Posted: Wed May 23, 2007 7:46 am
by ayeshapakhi
Hello..

I'm trying to solve the prob birthday cake... used backtracking to find the radii and heights.. My procedure's taking huge time.. abt 2:45 mins in my machine for the input 100000 10.. :oops: :(

In a particular level i calculated the maximum remaining volume and the minimum remaining volume and avoided impossible one...
It seems that for all choices i can't reach to target volume but i don't have any idea how to avoid these redundant calculations....
:oops: :oops: :oops: :oops: :oops: :oops: :cry:

Here my code is given.... I'll be highly obliged if anyone share any idea of further pruning...

Regards.... waiting for reply...

Code: Select all

#include <stdio.h>
#include <math.h>
#define N 12
#define inf 100000000L
long n,m,s;
void backtrack(long curv,long curs,long k,long r[],long h[],bool *f1);
int main(void)
{
       long a[N],b[N],test=0;
       bool f1;
       while( scanf("%ld",&n) == 1 && n)
       {
               test++;
               scanf("%ld",&m);
               s=inf;
               a[0]=(long)sqrt(n)+1;
               b[0]=n/(a[0]-1)*(a[0]-1) +1;
               f1=false;
               backtrack(0,0,0,a,b,&f1);
               printf("Case %ld: ",test);
               if(s >= inf) s=0;
               printf("%ld\n",s);
       }
       return 0;
}
void backtrack(long curv,long curs,long k,long r[],long h[],bool *f1)
{
       if(k == m)
       {
               curs+= r[1]*r[1];
               if(curs < s ) s=curs;
               *f1=true;
               return;
       }
       if(curv >= n)return;
       if( k > 1 && curs+r[1]*r[1] >= s)return;

       long maxr,maxh,maxvol,minvol,i,j,restl,restv,l,mins;

       restl=m-k;
       restv=n-curv;
       k++;
       minvol=(restl*restl*(restl+1)*(restl+1))/4;
       if( minvol + curv > n) return;

       mins=restl*(restl+1)*(2*restl+1)/3;
       if(k>1 && mins + curs +r[1]*r[1] > s)return;

       maxr = (long)sqrt(n/k);
       if(k > 1 && (maxr >= r[k-1])) maxr=r[k-1]-1;
       for(i= maxr; i>=restl; i--)
       {
               if(2*restv/i+1>= s) return;

               maxh = restv/(i*i);
               if(k > 1 && (maxh >= h[k-1])) maxh=h[k-1]-1;
               r[k]=i;

               *f1=false;
               for(j=maxh; j>=restl; j--)
               {
                       maxvol=0;
                       for(l=0; l<restl; l++) maxvol+=(i-l)*(i-l)*(j-l);
                       if( curv + maxvol < n) break;

                       h[k]=j;
                       backtrack(curv+i*i*j,curs+2*i*j,k,r,h,f1);
                       if(*f1 && k==m-1)break;
               }
       }
       return;
}

Posted: Sat May 26, 2007 6:59 am
by rujialiu
look at the formulae of S and V. They look similar.

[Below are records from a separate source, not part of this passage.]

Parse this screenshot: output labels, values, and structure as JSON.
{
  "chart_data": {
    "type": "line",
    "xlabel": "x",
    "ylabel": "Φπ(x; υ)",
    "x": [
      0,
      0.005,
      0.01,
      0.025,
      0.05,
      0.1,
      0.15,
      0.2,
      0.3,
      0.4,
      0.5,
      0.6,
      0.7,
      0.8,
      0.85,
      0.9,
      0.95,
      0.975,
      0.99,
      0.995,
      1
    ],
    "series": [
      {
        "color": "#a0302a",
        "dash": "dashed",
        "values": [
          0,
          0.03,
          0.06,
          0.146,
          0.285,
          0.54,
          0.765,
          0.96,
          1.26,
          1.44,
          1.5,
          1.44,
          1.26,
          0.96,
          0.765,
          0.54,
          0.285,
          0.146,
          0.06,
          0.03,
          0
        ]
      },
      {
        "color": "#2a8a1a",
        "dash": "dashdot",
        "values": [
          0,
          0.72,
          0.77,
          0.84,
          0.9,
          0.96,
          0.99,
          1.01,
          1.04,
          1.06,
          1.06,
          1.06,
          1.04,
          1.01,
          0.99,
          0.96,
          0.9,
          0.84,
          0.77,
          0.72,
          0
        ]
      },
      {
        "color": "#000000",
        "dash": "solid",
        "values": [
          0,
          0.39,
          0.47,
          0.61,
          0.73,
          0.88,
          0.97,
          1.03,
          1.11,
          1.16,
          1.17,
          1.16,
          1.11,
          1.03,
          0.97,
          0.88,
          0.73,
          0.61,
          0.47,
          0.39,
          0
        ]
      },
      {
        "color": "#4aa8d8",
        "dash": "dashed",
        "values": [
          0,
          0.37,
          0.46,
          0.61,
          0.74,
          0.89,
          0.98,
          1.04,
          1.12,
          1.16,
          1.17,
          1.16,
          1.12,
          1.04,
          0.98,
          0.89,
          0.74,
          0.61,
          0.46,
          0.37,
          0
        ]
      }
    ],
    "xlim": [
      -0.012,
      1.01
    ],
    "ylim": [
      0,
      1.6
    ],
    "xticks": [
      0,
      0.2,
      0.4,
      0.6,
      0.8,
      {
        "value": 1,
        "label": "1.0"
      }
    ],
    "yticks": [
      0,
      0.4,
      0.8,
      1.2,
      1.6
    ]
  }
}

This leads to another useful pruning based on inequality. good luck

Re: 11196 - Birthday Cake

Posted: Wed Jun 16, 2010 5:41 pm
by roticv
Thank for the hint. Managed to solved it after so long.

A hint from me is that the order you search matters too. I just changed the order and my code which probably takes hours to run manage to solve the largest test case in a short time.